I just need to put my thoughts down as my head is in a spin and I'm not sure if it's me or DP. I'm sorry but it's quite long.
I met DP 5 years ago and we're meant to be getting married in the summer. He's not speaking to me today. Again. I have told him that I don't like it when he sulks, I hate going to sleep on an argument and like to try and talk to resolve any problems - even if we can't agree - I don't see why we can't be kind to each other.

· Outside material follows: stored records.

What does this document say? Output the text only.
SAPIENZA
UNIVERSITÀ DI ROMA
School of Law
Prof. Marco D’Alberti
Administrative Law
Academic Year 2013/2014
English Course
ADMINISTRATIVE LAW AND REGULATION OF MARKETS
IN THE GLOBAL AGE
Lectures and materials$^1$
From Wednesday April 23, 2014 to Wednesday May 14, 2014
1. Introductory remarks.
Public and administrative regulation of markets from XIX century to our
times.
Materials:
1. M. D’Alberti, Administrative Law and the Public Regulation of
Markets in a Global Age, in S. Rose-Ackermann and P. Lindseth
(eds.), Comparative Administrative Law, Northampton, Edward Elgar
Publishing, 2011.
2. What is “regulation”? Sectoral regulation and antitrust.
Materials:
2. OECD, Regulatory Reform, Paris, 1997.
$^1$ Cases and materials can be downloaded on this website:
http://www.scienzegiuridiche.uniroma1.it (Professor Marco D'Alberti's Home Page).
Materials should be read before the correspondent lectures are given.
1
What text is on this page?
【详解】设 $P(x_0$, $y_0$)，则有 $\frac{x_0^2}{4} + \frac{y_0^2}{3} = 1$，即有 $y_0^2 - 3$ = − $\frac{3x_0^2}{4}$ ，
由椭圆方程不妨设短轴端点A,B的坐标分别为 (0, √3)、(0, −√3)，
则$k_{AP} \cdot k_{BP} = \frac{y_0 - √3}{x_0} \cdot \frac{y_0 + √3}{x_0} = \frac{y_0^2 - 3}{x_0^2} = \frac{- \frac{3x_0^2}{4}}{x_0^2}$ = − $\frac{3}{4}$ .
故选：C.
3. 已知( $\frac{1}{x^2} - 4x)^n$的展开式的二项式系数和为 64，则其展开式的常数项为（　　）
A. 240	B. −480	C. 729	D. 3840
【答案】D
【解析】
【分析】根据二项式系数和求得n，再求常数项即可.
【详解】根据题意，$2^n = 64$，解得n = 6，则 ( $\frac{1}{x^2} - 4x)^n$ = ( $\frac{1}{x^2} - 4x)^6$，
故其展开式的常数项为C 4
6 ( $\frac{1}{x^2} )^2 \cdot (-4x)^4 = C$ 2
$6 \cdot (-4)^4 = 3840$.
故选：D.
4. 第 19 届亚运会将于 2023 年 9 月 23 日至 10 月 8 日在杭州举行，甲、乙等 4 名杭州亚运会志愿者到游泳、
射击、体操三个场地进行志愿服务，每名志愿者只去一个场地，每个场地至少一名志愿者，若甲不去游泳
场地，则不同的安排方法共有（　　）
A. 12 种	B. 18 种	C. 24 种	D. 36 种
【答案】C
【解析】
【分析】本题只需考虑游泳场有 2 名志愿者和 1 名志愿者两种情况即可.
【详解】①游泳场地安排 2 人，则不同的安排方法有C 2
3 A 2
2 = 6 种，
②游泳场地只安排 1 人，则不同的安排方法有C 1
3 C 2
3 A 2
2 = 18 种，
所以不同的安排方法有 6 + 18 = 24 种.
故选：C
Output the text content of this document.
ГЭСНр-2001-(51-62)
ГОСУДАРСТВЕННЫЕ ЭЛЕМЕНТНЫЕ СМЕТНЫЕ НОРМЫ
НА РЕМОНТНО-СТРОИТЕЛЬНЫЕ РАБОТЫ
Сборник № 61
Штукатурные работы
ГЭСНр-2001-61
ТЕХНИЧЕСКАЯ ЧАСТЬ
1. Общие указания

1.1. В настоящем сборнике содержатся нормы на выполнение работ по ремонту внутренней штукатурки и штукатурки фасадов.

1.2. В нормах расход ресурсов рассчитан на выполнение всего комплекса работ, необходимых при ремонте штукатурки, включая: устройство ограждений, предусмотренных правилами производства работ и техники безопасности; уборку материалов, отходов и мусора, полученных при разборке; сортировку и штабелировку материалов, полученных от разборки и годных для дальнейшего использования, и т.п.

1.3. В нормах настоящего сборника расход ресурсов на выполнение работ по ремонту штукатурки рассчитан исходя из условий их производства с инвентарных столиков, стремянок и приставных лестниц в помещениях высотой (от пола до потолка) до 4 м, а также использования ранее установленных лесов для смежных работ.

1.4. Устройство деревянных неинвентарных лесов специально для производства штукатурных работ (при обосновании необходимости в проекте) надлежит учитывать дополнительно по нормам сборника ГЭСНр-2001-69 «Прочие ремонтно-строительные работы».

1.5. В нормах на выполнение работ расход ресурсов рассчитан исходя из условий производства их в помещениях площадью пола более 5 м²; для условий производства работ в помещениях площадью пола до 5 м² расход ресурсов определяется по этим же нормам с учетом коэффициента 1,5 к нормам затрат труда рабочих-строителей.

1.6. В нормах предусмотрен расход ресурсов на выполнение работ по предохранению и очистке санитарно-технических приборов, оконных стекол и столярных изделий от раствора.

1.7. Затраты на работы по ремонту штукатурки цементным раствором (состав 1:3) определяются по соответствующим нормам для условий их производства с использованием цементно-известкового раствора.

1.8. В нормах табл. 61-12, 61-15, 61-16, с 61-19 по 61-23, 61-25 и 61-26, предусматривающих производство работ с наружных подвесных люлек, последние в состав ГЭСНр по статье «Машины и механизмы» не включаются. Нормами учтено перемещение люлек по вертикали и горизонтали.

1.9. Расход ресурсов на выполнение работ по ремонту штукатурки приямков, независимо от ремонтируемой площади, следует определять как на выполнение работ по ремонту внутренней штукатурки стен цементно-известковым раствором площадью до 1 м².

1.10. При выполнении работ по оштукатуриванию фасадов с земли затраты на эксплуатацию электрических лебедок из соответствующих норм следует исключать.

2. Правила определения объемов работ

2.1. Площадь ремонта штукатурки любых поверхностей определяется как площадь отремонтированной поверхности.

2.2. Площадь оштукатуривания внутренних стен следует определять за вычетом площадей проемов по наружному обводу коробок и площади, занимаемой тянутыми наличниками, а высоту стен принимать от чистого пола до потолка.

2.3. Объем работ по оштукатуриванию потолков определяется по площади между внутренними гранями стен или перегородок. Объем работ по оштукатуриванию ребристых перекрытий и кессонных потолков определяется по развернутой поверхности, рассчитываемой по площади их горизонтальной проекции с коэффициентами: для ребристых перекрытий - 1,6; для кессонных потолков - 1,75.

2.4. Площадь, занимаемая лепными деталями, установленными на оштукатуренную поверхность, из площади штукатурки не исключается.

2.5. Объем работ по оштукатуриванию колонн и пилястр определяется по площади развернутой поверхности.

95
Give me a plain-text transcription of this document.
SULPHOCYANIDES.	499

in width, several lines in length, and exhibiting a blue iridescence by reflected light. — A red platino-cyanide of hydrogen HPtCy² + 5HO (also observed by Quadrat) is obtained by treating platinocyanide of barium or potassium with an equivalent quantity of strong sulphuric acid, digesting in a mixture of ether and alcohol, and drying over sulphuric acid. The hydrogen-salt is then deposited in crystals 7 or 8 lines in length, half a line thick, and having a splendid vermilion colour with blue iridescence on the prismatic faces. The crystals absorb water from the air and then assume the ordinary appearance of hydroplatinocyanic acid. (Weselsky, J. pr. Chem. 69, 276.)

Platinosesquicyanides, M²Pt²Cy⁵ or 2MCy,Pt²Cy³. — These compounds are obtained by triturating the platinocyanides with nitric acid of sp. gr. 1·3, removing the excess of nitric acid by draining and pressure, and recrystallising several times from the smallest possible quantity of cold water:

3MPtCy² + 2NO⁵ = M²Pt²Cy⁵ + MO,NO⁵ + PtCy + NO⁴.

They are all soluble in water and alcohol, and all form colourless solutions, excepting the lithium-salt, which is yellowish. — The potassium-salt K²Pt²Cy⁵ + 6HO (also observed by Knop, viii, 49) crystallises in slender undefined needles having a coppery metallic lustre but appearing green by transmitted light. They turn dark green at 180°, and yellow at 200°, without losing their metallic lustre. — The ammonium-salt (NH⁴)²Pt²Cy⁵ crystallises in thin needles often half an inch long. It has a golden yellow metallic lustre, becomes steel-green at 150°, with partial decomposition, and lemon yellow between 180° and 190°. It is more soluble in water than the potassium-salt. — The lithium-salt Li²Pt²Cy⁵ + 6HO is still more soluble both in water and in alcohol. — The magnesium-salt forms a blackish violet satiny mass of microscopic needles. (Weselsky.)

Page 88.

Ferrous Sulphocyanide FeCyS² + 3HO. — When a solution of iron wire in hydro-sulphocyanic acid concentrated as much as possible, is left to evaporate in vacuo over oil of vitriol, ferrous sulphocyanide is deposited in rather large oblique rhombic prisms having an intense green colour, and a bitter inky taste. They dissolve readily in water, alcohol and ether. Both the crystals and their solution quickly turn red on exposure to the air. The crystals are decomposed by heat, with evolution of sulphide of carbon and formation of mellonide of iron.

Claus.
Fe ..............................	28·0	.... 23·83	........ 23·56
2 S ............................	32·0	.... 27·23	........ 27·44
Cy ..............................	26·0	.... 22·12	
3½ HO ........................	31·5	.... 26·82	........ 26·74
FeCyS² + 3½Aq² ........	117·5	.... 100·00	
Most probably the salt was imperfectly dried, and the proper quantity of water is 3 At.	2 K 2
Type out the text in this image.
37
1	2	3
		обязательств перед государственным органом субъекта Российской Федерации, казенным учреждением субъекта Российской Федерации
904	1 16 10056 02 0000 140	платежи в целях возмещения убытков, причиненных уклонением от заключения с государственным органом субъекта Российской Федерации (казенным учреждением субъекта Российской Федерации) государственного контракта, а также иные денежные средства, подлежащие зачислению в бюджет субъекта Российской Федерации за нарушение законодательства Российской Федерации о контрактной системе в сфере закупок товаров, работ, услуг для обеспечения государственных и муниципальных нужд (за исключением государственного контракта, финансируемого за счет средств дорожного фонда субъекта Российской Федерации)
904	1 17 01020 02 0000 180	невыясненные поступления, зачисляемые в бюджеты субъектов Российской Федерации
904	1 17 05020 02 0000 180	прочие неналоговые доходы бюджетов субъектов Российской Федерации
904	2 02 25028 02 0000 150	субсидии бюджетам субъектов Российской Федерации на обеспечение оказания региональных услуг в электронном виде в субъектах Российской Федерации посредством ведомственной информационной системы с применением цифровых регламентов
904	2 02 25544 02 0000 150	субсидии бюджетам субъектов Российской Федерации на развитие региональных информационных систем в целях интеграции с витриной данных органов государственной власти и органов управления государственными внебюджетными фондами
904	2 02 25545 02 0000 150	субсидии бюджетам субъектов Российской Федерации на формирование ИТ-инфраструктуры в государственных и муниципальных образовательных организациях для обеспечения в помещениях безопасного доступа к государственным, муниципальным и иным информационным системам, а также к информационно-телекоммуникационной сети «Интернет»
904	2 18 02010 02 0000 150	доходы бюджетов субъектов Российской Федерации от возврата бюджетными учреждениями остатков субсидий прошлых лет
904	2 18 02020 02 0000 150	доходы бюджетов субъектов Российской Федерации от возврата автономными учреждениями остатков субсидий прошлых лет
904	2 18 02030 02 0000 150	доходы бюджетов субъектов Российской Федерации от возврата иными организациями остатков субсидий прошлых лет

This time he's sulking because he asked me if I knew how to use the heater last night when I was about to start cooking and I said 'I know' but he didn't listen and carried on telling me how it worked (it's my heater by the way). Now admittedly I don't understand the inner workings of the heater (and nor do I care) but I do know that it has a dial to turn the temperature up and down which is why I again said 'I know'. He got angry with me as he didn't think I was listening to his explanation and he didn't like me saying 'I know' more than once when I obviously didn't know. (Sorry, I do know how tedious this is)
I tried to get him to lighten up and gave him a hug and apologised for interrupting him but I said I didn't think it was important enough to have an argument over and could we just make up and move on. He said it was important to him and went off and lay on our bed. I was trying to make dinner at this point and was about to go and say goodnight to my DS so I left him to it and hoped he'd calm down and we could carry on with our evening.
I tried chatting normally when we had dinner but he wouldn't look at me and gave me monosyllabic responses when I said anything so we spent the rest of the meal like a pair of Carmelite nuns. He went to bed early and when I went to bed later he didn't speak to me, kiss me goodnight or put his arm round me - like he does every night. He got up early for work this morning, didn't kiss me when he got up - like he does every morning - and came and said goodbye in a half-hearted voice before he left.
I haven't heard from him today and I normally get a couple of texts from his throughout the day.
I am normally the one to apologise and cajole/talk to him until he comes out of a sulk but I don't have the oomph to bother today and I haven't sent him a message either.
I feel like I seem to upset him without meaning to and I seem to find myself apologising a lot. I get the impression he sees himself as a victim but I really don't believe I'm to blame for everything. He can take offence over the slightest thing but can sometimes talk to me in a fairly aggressive tone of voice and doesn't seem to understand why I would find that upsetting.
However, most of the time he is absolutely lovely to me and very thoughtful. He has been very patient in developing a relationship with my DS who was very jealous of our relationship in the early days. But he does also seem to take offence at my DS's behaviour sometimes as though if he doesn't behave impeccably it's a personal slight to him.
When things are good between us I feel like we have a great relationship but today it's like all I can remember are the times that he's not spoken to me or has spoken to me in an unpleasant way and I'm not sure what to do. Ironically, there are a couple of wedding related things that I'm meant to be sorting out today but at the moment the thought of spending the rest of my life being given the cold shoulder from time to time by my husband fills me with dread.
Thank you if you've read this far. Is there anything I can do to resolve things? I'd appreciate any thoughts.